Executive  resume writing and career marketing is highly subjective, there are few standardized guidelines for executive job seekers to help them in developing  resumes  and cover letters, documents that have significant impact on their career success.


As a seasoned Professional Resume Writer and Career Coach, with work history as an HR Professional, I have reviewed thousands of executive resumes. During my 14 years of resume writing and human resources management, I have come to recognize the key mistakes that most executives make when writing their resume.  Although executives and senior management professionals often make the same resume writing mistakes as other job seekers, recruiters and hiring decision makers are significantly less forgiving with upper level candidacies.


Here are some of the top executive resume writing mistakes:



Duties vs. Accomplishments – Content without results


  • Recruiters and hiring decision-makers needs to see the results you achieved in each leadership role that is relevant to the job you are targeting. Your executive   resume needs to demonstrate what you accomplished, the distinct value you added to your organization and how you made a difference to your past employers. Your unique successes should be measurable and quantifiable to build credibility. You should also briefly provide the context of your position, such as the number of direct reports and the budget that you managed. You should never use words and phrases such as “Duties included,” “Responsibilities,” or “Responsible for” in an executive   resume because they are too passive and list-like. Instead, you should boldly articulate distinct accomplishments using action verbs to launch your points.


Unreadable quantitative data

  • As mentioned above, your contributions are the most critical component of your resume. However, your   resume should focus on telling stories of your successes and results by providing succinct and relevant context, rather than just packing the document with numbers. An executive   resume filled with numbers will only serve to reduce your resume’s readability, and subsequently, your job search success. Well-chosen words and phrases to explain and support the numerical data will better convey your message.


Spelling errors, typos and grammatical flaws

  • It is cliché but you will not get a second chance to make a first impression. Many people are surprised that executive level resumes often contain spelling and grammatical errors, but they do.  Poor spelling and grammar at an executive level will significantly hurt your job search. If you do not take care in writing a resume that could help improve your personal circumstances, how would you treat documents with less personal significance?


The  resume is  general

  • When reviewing your resume, can a reader immediately tell who you are and your areas of expertise? Do they know instantly your most impressive career achievements? Many executives create broad resume s so they do not limit themselves during their job search. Unfortunately, broad resumes lack specific information that would help a recruiter determine if you are a fit for their role and corporate culture. Your executive resume should link your accomplishments to that specific employer’s needs.
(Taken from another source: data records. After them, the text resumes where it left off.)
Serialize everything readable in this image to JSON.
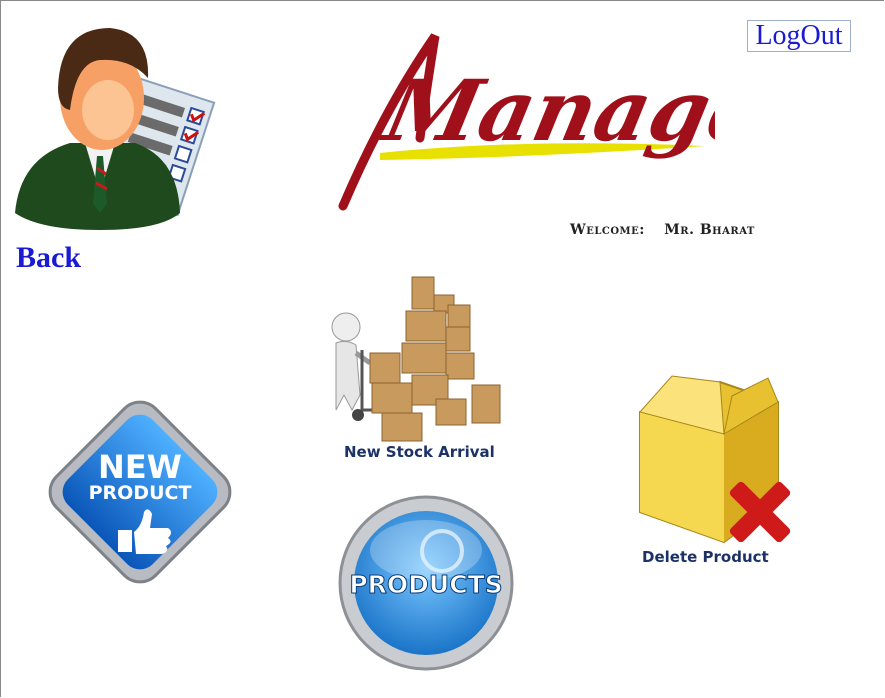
{
  "header": {
    "logo_text": "Manager",
    "logout_label": "LogOut",
    "back_label": "Back",
    "welcome_label": "Welcome:",
    "welcome_user": "Mr. Bharat"
  },
  "tiles": {
    "new_stock_label": "New Stock Arrival",
    "new_product_line1": "NEW",
    "new_product_line2": "PRODUCT",
    "products_label": "PRODUCTS",
    "delete_product_label": "Delete Product"
  },
  "colors": {
    "link": "#1a1ad6",
    "logo_red": "#a0101a",
    "logo_swoosh": "#e8e000",
    "caption": "#1c3166"
  }
}
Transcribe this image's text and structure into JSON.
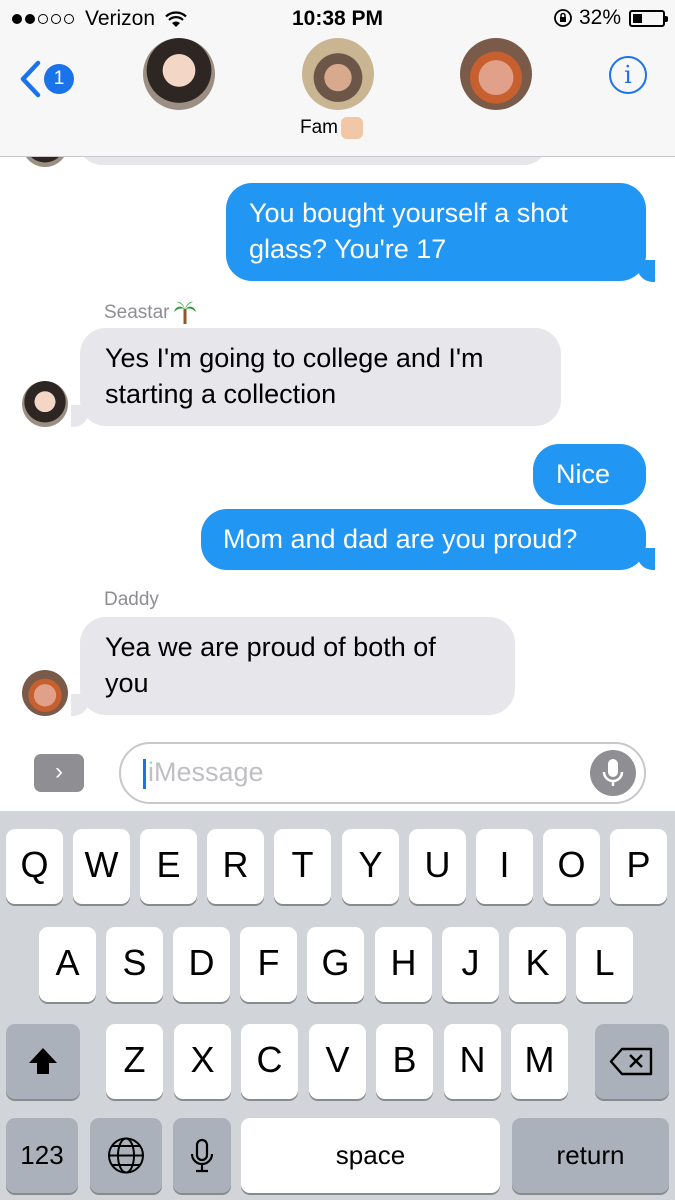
{
  "status_bar": {
    "carrier": "Verizon",
    "time": "10:38 PM",
    "battery": "32%",
    "battery_level": 0.32,
    "signal_bars_filled": 2,
    "signal_bars_total": 5
  },
  "header": {
    "back_count": "1",
    "group_name": "Fam",
    "info_label": "i"
  },
  "messages": [
    {
      "direction": "outgoing",
      "lines": [
        "You bought yourself a shot",
        "glass? You're 17"
      ]
    },
    {
      "direction": "incoming",
      "sender": "Seastar",
      "lines": [
        "Yes I'm going to college and I'm",
        "starting a collection"
      ]
    },
    {
      "direction": "outgoing",
      "lines": [
        "Nice"
      ]
    },
    {
      "direction": "outgoing",
      "lines": [
        "Mom and dad are you proud?"
      ]
    },
    {
      "direction": "incoming",
      "sender": "Daddy",
      "lines": [
        "Yea we are proud of both of",
        "you"
      ]
    }
  ],
  "input": {
    "placeholder": "iMessage",
    "apps_glyph": "›"
  },
  "keyboard": {
    "row1": [
      "Q",
      "W",
      "E",
      "R",
      "T",
      "Y",
      "U",
      "I",
      "O",
      "P"
    ],
    "row2": [
      "A",
      "S",
      "D",
      "F",
      "G",
      "H",
      "J",
      "K",
      "L"
    ],
    "row3": [
      "Z",
      "X",
      "C",
      "V",
      "B",
      "N",
      "M"
    ],
    "numbers": "123",
    "space": "space",
    "return": "return"
  },
  "colors": {
    "outgoing_bubble": "#2196f3",
    "incoming_bubble": "#e6e6eb",
    "accent": "#1a73e8"
  },
  "icons": [
    "wifi-icon",
    "rotation-lock-icon",
    "back-chevron-icon",
    "info-icon",
    "palm-tree-icon",
    "microphone-icon",
    "shift-icon",
    "backspace-icon",
    "globe-icon"
  ]
}
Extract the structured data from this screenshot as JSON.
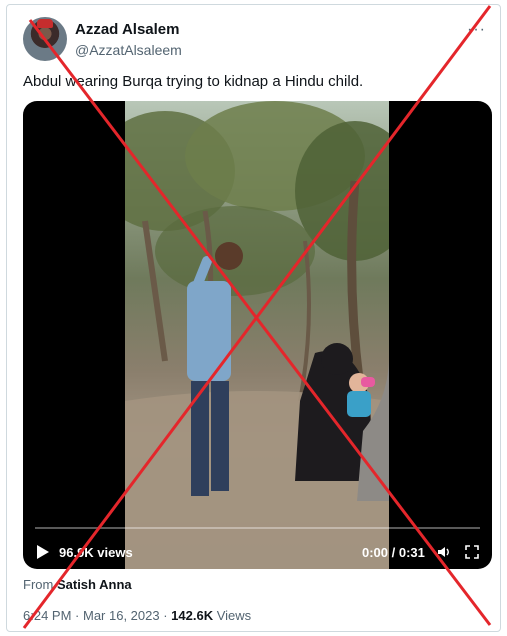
{
  "author": {
    "name": "Azzad Alsalem",
    "handle": "@AzzatAlsaleem"
  },
  "tweet": {
    "text": "Abdul wearing Burqa trying to kidnap a Hindu child."
  },
  "video": {
    "views": "96.9K views",
    "time": "0:00 / 0:31"
  },
  "from": {
    "prefix": "From",
    "name": "Satish Anna"
  },
  "meta": {
    "time": "6:24 PM",
    "sep": " · ",
    "date": "Mar 16, 2023",
    "views_count": "142.6K",
    "views_label": "Views"
  },
  "icons": [
    "more-icon",
    "play-icon",
    "volume-icon",
    "fullscreen-icon"
  ],
  "colors": {
    "cross": "#e4262b",
    "secondary_text": "#536471",
    "border": "#cfd9de"
  }
}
Unclear layout, poor formatting and structure

  • Busy decision makers and recruits have short attention spans. Your executive resume should be clear, concise and provide the relevant information to engage a potential employer to call you. Instead of clutter, focus on identifying and effectively conveying your “Unique Selling Points” in a format that is easy to read. A crowded resume may avert recruiters and hiring decision-makers and can be ineffective in your job search.


Contains lies and exaggerations

  • A survey by J. J. Keller & Associates of 161 surveyed HR professionals, 55% reported that applicants lied about their employment history, education, certifications and licences on their   resumes. This despite the plethora of media stories of high profile people who have lost impressive positives due to their misrepresentation and despite the increasing use of background checks conducted by employers. Resume enhancement of any kind is not recommended. Do not lie, stretch the truth or misrepresent the facts. It does not take an official background check to discover lies. Remember Google. It is that that easy.


Review your resume thoroughly to avoid the above mistakes. Ensure your executive resume is concise, organized and compelling enough to gain attention in today’s crowed and competitive market.